How do the poems of Emily Dickinson and Robert Frost touch on themes of death and/or loss?

In Emily Dickinson's poetry, death, even when not explicitly mentioned, is a kind of subtext, an underlying idea existing below the surface thoughts being expressed.
"This is my letter to the world" is doubly poignant because it attests both to Dickinson's isolation, and to her wish to be appreciated and loved by the outside world: "Sweet countrymen, judge tenderly of me!" Yet in this poem, she is anticipating her own death. The finality of the opening statement, that the world "never wrote to me," means that it never will write to her. And in asking that she be "judged tenderly," she can only mean after she is gone. Though it's open to debate, the "unseen hands," to whom Nature's message is committed, are the hands of those future generations, after her death, who will see the beauty in her work that remains hidden from the eyes of the present world.
In "Ample make this bed," Dickinson again does not mention death explicitly, but it is nevertheless more directly dealt with here than in "This is my letter." The bed, obviously, is a grave. But death, to Dickinson, is not something to be feared. Although she speaks again of "judgment," she also refers to it as "excellent and fair." And in spite of the apparent wait for Judgment Day, the second stanza suggests at least the wish that the peace of the grave will be eternal: "Let no sunrise' yellow noise / Interrupt this ground."
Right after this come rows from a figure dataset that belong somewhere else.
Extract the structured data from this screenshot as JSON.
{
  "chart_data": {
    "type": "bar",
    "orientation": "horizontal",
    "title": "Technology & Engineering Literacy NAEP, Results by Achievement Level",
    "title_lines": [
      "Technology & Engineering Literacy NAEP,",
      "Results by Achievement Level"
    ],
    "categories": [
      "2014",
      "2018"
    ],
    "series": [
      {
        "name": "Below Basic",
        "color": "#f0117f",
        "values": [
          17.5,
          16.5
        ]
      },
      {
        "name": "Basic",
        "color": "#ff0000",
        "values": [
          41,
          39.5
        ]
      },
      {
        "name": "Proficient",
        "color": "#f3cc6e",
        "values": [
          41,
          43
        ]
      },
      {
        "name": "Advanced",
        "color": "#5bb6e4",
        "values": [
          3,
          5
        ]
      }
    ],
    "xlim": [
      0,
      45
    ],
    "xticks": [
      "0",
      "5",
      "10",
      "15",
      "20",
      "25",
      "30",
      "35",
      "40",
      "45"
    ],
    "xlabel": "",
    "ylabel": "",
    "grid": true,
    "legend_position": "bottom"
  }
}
One of Dickinson's most famous poems is her most explicit one about death, "Because I could not stop for death." Here again, death is a friend, appearing to her like the suitor she never had, or the one she lost, now coming in his carriage to court her. She reviews those things from life she has lost: the image of the schoolyard and field, saying that centuries have now gone by, but they are like moments to her. There is regret at having left the living world, but a sense that death is better.
Robert Frost's "Stopping by Woods on a Snowy Evening" arguably deals with death also, but only indirectly. The "lovely, dark and deep" woods beckoning to the speaker might represent the world of the dead. When he has his horse move on, saying "I have promises to keep / And miles to go before I sleep," he chooses to continue now with earthly life, instead of relinquishing himself to death. But death is still inviting, warm, and kind. If he did not recognize this, he would not have stopped by the woods to begin with. As with Dickinson, Frost makes a statement about the value of life on earth, and the peace and fulfillment of the grave.
In "The Death of the Hired Man," Frost depicts the end of a man's life as observed by others. Mary and Warren discuss the hired man, Silas, who is exhausted and has reappeared at their homestead, thinking he can still live and work, though he's finished. Death, when it is announced at the poem's end, is a blessing, and Frost seems to be saying this is what it will be for all of us.
Each of these poems by Emily Dickinson and Robert Frost treats death as a thing not to be feared. But there is, by both poets, a recognition of the value of life here. Both poets celebrate life but recognize the inevitability of death.